Die Art der Abstimmung bestimmt der Versammlungsleiter. Die Abstimmung muss schriftlich durchgeführt werden, wenn auch nur ein stimmberechtigtes Mitglied dies beantragt.

Die Mitgliederversammlung fasst Beschlüsse im Allgemeinen mit einfacher Mehrheit der abge­gebenen gültigen Stimmen; Stimmenthaltungen bleiben daher außer Betracht. Zur Änderung der Satzung ist jedoch eine Mehrheit von drei Viertel der abgegebenen gültigen Stimmen, zur Auf­lösung oder Zweckänderung des Vereins eine solche von neun Zehnteln aller Mitglieder erfor­derlich. Im Falle der Auflösung oder Zweckänderung des Vereins kann die schriftliche Zustim­mung der in der Mitgliederversammlung nicht erschienenen Mitglieder nur innerhalb eines Monats gegenüber dem Vorstand erklärt werden, wenn die erforderliche Mehrheit in der Mitgliederversammlung nicht erreicht wurde.

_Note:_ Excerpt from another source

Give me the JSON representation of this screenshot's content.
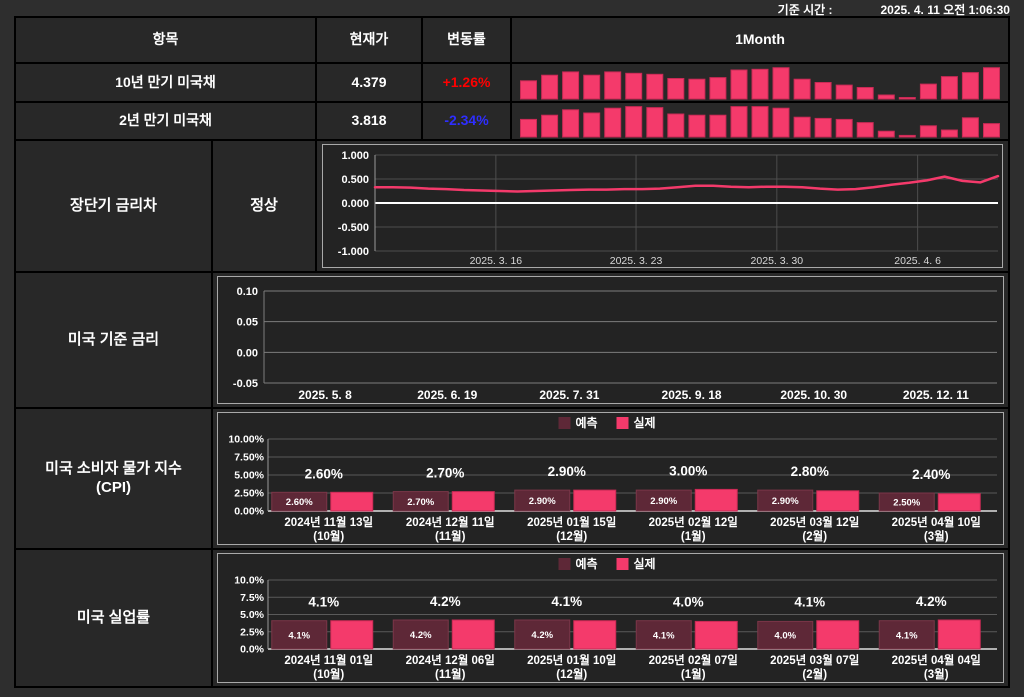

Über Beschlüsse der Mitgliederversammlung ist ein Protokoll aufzunehmen, das vom Versammlungsleiter und dem Schriftführer zu unterzeichnen ist.

Die Mitgliederversammlung ist unabhängig von der Zahl der anwesenden Mitglieder beschluss­fähig, sofern eine ordnungsgemäße Einladung erfolgte.

§ 16 Arbeitsgruppen

Arbeitsgruppen für die Erreichung der einzelnen Vereinszwecke werden durch den geschäfts­führenden Vorstand eingesetzt. Ihre Mitglieder müssen nicht Vereinsmitglieder sein.

Mitglieder können mehreren Arbeitsgruppen angehören.

§ 17 Auflösung des Vereins

Falls die Mitgliederversammlung nichts anderes beschließt, sind der Vorsitzende und der Schatzmeister vertretungsberechtigte Liquidatoren.

Das nach Beendigung der Liquidation vorhandene Vermögen fällt an die Theresianum Stiftung mit Sitz in Mainz.

Die voranstehenden Bestimmungen gelten entsprechend, wenn der Verein aus einem anderen Grund aufgelöst wird oder seine Rechtsfähigkeit verliert.